Michael Jackson's Children Don't Know Where Grandmother Is, Family Lawyer Says
Katherine Jackson's lawyer says the kids don't know why they can't talk to her.
July 24, 2012 -- A lawyer for Katherine Jackson, Michael Jackson's mother and his children's legal guardian, said that she and the children do not know where their grandmother is and she believes the family matriarch is being kept in the dark about what has happened.
"We don't know where she is," attorney Sandra L. Ribera told "Nightline." "We know that she is in Arizona, allegedly, but we don't know where because law enforcement won't give us the address, because it is an ongoing investigation."
Katherine Jackson, the 82-year-old legal guardian of her late son Michael Jackson's three children -- Prince, Paris and Blanket -- was reported missing on Saturday after her grandchildren hadn't heard from her in days.

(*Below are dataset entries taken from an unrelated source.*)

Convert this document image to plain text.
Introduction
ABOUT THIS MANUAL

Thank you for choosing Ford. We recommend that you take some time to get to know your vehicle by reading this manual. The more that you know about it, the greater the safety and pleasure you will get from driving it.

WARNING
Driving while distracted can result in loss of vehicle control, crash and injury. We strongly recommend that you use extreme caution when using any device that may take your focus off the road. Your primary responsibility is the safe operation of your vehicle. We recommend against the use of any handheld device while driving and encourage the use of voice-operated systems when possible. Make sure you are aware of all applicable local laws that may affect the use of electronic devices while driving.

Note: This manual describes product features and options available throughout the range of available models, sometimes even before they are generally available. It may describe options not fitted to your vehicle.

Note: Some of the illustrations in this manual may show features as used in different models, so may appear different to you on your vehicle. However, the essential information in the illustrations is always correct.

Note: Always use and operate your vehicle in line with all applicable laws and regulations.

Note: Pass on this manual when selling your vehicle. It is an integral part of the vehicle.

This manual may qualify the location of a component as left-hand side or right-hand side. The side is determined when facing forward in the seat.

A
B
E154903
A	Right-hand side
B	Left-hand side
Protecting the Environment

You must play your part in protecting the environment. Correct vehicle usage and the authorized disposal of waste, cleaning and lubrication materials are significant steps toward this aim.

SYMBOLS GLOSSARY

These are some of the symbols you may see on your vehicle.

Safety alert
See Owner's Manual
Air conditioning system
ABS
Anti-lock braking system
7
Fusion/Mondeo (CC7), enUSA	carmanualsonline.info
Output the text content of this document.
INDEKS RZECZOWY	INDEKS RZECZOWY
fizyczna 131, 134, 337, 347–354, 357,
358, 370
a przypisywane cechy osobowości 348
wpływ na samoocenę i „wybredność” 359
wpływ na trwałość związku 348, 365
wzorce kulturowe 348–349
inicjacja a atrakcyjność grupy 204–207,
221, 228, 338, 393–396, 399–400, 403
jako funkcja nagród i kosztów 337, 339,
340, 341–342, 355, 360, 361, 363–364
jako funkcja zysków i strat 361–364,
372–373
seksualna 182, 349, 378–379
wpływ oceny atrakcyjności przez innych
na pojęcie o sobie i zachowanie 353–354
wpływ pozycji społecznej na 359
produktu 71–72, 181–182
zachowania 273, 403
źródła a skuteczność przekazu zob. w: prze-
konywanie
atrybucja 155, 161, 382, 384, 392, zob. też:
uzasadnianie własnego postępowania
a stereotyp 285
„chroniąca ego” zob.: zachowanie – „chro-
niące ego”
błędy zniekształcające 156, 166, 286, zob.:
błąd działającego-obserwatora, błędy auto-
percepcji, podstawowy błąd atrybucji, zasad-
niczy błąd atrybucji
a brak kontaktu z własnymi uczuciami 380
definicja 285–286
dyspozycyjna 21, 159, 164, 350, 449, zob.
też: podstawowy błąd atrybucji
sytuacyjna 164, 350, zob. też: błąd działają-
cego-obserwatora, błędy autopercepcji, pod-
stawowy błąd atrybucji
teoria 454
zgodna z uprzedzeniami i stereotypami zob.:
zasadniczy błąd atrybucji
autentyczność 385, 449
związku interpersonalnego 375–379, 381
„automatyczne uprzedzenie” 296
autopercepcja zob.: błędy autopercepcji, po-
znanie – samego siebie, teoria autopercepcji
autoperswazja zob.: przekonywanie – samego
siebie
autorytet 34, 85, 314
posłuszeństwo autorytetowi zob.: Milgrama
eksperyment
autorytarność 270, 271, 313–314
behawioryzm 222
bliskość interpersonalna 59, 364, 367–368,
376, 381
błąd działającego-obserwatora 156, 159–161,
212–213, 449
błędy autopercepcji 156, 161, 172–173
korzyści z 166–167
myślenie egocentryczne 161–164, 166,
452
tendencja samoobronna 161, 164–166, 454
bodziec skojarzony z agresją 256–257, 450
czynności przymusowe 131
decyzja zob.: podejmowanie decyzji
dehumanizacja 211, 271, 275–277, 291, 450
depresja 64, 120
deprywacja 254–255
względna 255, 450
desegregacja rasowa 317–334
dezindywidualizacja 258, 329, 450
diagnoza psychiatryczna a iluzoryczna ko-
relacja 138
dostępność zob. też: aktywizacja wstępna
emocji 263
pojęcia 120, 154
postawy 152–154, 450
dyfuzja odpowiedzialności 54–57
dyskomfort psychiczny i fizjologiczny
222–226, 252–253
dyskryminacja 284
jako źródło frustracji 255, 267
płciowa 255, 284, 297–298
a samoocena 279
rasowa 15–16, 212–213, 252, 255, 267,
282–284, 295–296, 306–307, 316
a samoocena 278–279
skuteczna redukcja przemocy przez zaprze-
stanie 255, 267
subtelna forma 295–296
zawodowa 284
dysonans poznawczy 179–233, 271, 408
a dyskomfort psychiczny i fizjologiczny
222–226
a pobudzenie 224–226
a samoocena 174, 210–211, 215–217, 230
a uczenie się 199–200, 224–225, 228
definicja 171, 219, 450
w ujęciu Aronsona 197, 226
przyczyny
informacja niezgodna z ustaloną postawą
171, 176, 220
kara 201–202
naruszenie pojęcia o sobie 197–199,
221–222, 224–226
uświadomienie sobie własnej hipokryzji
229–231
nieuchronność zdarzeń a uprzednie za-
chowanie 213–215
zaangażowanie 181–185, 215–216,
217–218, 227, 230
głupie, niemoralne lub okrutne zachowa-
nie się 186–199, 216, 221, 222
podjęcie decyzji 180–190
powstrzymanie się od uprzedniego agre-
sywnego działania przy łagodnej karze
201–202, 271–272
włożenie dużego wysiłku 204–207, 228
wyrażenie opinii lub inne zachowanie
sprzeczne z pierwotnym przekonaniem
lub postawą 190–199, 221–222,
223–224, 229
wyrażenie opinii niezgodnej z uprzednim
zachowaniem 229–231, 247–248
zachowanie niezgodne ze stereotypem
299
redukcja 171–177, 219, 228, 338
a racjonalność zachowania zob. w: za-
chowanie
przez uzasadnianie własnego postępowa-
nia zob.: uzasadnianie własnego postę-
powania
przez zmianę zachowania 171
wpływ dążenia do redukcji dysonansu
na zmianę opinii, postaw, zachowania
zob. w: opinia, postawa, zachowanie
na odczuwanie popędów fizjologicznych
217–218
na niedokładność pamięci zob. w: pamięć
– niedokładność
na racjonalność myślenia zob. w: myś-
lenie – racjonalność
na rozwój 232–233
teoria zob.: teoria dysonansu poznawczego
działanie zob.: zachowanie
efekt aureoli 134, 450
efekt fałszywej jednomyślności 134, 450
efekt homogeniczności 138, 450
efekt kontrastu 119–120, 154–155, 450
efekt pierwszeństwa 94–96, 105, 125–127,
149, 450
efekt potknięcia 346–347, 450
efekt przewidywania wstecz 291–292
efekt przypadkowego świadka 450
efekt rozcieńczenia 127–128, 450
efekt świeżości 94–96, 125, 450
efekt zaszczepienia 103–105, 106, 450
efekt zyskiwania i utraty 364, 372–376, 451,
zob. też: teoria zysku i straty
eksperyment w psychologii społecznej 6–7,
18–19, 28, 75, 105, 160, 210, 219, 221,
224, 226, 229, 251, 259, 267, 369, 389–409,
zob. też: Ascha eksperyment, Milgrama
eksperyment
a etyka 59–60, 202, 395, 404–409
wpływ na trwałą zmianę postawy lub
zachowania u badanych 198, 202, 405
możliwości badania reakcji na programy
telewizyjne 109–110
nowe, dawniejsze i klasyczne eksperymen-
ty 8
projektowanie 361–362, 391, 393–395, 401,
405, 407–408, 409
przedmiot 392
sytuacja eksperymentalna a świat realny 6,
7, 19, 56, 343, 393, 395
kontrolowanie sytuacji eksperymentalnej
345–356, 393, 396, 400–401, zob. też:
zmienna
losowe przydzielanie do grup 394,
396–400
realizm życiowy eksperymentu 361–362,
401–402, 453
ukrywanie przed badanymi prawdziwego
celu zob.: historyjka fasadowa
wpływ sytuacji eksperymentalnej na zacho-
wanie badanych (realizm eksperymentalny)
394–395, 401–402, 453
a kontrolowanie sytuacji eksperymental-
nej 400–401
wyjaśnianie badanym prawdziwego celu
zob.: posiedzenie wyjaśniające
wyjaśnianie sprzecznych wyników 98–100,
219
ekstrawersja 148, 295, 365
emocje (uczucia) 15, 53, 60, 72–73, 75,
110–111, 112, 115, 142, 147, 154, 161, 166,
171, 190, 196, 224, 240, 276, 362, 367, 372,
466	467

She was found "resting" with her daughter in Arizona. X17Online obtained a photo of Jackson smiling and playing Uno with family in Arizona.
Michael Jackson's siblings released a statement on Monday saying the missing person's report was "created by the very person and persons we are trying to protect our mother from."
Ribera said that while the Los Angeles County Sheriff's department considered the case closed, they were "exhausting other options" to find Katherine Jackson, including seeking help from the FBI and local law enforcement in Arizona. She said Katherine Jackson is being preventing from contacting her grandchildren "by the people that she is staying with," but she declined to name anyone specifically.
Paris Jackson, 14, tweeted today, "9 days and counting... so help me god i will make whoever did this pay."
Sources told ABC News that a court-appointed child advocate met with Michael Jackson's children Monday night and is working with them so that they can rejoin their grandmother.
Court papers likely will be filed this week to demand that Katherine Jackson be allowed contact with the children. Sources told ABC News that the filing would likely include a request for a temporary guardian for the children, expected to be someone already around the children.
Ribera would not comment on any arrangements concerning temporary custody of the children, but said that Trent Jackson, Katherine Jackson's nephew and confidant who reported her missing, and Tito Jackson's children, including TJ Jackson, were at Katherine Jackson's Calabasas, Calif., home looking after them in her absence.
"All I can say is that efforts are being made as a result of what happened on Monday to make sure that the children are safe and well protected," Ribera said.
The Los Angeles County Sheriff's Department responded to a "family disturbance" at the Jackson family home Monday after Ribera said Randy, Jermaine and Janet Jackson showed up, broke through a security gate and apparently tried to take Michael Jackson's kids away. Ribera said the scene was "chaos."
"It was surprise kind of greeting, it was friendly -- the kids love their aunts and uncles and cousins, of course -- but then it turned into yelling and flailing of arms," Ribera said. "It was very aggressive, a kind of ambush-type scenario, and I saw with my own eyes the kids exit down the back of the house into the canyon to escape."
Sheriff's spokesman Steve Whitmore said Monday there was a "scuffle" between two family members at Katherine Jackson's home, but no arrests were made. Ribera also declined to name who had been involved in the altercation and would only say that Janet Jackson grabbed Paris' cell phone.
"[The children] were very shaken up," Ribera said. "They don't understand why they're being prevented from talking to [Katherine Jackson] and why she's being prevented from calling them. It's been nine days. She's never done this."
Jermaine Jackson released a statement earlier this week about his mother's whereabouts, saying this is all "a conspiracy to deflect attention away from a letter we wrote asking for the resignation of executors" of Michael Jackson's will.
Five of Michael Jackson's siblings last week said his will was fake and the executors of his lucrative estate, John McClain and John Blanca, should step down. Jackson's entire fortune was left to his mother and three kids.
"They [executors of the will] will not stand down because the siblings who were left out of Michael's will want them to," said Zia Modabber, who is the attorney for the Jackson estate.
Howard Mann, Katherine Jackson's business partner, believed money was pulling the family apart.
"I believe that Katherine and the children who are benefactors of the estate fall on one side, and then Randy, Jermaine and Rebbie and Tito fall on the other side," Mann said. "They're a group of people who have a great deal of questions about the administration of the estate."
Modabber said, "I can't speak for them. I don't know what's motivating Jermaine and Randy and some of these others, but money is not a bad guess."
Modabber and Mann faced off in court Monday in a dispute over Mann and Katherine Jackson's selling Michael Jackson merchandise.
"It doesn't matter that it's Howard Mann and he may give some of the money to his family, to Katherine Jackson or anybody else," Modabber said. "You can't take property that belongs to the estate, make money from it, without getting permission from the estate."
Mann's attorney argues the material is and always was owned by Katherine Jackson and her husband, Joe, and not the late King of Pop.
Michael Jackson's estate is worth about $1 billion and counting.